Can Someone Buy Your Free Speech?

The free speech of hundreds of consumers was paid for in advertising funds expended by AT&T this year. In a recent campaign to deploy U-verse in Connecticut (a timeline of events can be found here; http://7towntv.org/ct_acm.htm ) a massive marketing campaign rallied consumers to
 fight for competition and fair prices. It was slick.

Television service providers need fair competition, consumers need truth in advertising and people need government 'for the people', not the profiteers - but as companies bundle phone, television and internet - who represents what and why gets murky. And as Connecticut falls in this national telecom debate, so do many other states with AT&T as a current or prospective provider.

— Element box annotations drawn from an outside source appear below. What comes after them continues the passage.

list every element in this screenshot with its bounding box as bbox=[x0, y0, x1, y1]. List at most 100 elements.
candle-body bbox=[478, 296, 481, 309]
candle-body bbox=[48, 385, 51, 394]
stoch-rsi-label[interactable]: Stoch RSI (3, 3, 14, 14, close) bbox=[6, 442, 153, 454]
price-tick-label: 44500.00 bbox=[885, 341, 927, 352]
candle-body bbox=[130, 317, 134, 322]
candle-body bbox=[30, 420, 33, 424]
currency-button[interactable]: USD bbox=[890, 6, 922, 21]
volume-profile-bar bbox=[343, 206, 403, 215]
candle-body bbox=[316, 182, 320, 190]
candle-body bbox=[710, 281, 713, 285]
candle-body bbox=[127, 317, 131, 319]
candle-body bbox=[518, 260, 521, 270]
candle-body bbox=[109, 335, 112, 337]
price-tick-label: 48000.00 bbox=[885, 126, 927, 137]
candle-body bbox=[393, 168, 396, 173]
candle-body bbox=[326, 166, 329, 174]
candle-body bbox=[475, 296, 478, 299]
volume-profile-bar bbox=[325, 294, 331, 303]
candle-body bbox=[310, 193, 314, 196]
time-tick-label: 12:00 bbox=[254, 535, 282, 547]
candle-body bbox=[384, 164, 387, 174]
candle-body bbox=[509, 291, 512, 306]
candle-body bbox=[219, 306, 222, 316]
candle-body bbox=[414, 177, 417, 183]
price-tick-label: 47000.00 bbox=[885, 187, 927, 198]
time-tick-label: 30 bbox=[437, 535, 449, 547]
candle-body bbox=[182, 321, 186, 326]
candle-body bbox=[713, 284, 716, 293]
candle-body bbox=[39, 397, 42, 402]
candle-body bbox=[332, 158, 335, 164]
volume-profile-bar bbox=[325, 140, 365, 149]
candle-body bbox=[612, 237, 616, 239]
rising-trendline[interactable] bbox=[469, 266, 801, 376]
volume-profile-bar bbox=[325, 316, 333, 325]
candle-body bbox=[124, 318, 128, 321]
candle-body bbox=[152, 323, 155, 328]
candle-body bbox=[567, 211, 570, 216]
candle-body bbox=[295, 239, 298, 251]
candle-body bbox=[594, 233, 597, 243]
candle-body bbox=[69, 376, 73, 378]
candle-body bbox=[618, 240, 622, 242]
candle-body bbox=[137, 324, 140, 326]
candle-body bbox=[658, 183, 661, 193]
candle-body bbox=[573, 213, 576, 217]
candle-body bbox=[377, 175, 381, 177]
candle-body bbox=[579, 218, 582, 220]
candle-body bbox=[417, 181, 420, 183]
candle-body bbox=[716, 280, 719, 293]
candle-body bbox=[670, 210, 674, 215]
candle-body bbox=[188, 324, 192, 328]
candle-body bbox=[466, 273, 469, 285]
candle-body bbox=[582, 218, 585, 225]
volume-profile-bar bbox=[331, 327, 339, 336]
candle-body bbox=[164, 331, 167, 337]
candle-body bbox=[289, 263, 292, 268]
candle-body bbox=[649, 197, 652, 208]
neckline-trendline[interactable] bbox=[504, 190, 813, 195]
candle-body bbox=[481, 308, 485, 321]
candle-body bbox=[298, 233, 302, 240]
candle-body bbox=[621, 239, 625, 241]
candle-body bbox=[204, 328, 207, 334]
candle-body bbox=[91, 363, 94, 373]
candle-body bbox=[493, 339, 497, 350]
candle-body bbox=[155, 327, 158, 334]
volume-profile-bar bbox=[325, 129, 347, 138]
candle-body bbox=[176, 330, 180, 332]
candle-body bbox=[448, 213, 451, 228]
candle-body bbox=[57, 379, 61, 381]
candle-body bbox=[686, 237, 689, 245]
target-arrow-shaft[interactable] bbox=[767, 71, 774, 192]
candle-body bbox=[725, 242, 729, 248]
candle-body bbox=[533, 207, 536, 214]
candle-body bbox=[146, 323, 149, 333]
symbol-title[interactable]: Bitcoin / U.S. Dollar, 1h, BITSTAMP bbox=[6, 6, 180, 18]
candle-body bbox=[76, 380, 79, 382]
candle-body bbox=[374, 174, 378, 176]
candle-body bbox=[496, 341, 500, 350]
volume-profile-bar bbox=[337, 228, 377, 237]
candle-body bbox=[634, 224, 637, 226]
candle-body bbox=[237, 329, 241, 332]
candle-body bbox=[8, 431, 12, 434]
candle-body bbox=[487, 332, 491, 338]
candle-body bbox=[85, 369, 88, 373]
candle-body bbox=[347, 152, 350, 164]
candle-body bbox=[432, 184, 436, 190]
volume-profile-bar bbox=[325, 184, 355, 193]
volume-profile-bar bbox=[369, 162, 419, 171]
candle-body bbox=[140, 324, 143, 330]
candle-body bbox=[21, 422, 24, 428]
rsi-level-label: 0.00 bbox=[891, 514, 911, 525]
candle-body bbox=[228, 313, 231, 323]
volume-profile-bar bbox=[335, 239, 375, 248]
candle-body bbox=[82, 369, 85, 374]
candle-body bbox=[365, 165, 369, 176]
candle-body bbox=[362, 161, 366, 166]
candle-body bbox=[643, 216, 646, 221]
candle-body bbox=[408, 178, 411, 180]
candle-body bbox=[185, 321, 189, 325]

Our technology is changing faster than our laws to harness technology for the common good. As consumers we need to be more aware. What looks easy and hits a chord with us may be just that, an advertisement disguised as free speech, yes free speech.

Recently, every Internet article referencing the new AT&T U-Verse Internet TV product and how it would be, or not be, regulated was accompanied by an interactive Ad. Ironically, AT&T also bought Ad space on cable TV to bash their cable competitors. And the traditional print component to the marketing plan was not less traditional as they claimed to be -you and me.

Throughout the entire time-line of public discourse about U-verse, which includes both regulatory & court proceedings, AT&T funded a marketing campaign that presented itself as a consumer choice organization (MoreConsumerChoice.org and wewantchoice.com). AT&T used the TV4US campaign to automatically generated letter to the local regulatory agency known as the DPUC. These letters did some bashing of government agents like the Attorney General who was actually representing consumer interests. False consumer Ads polluted the integrity of information associated with the issue of fair television provider competition.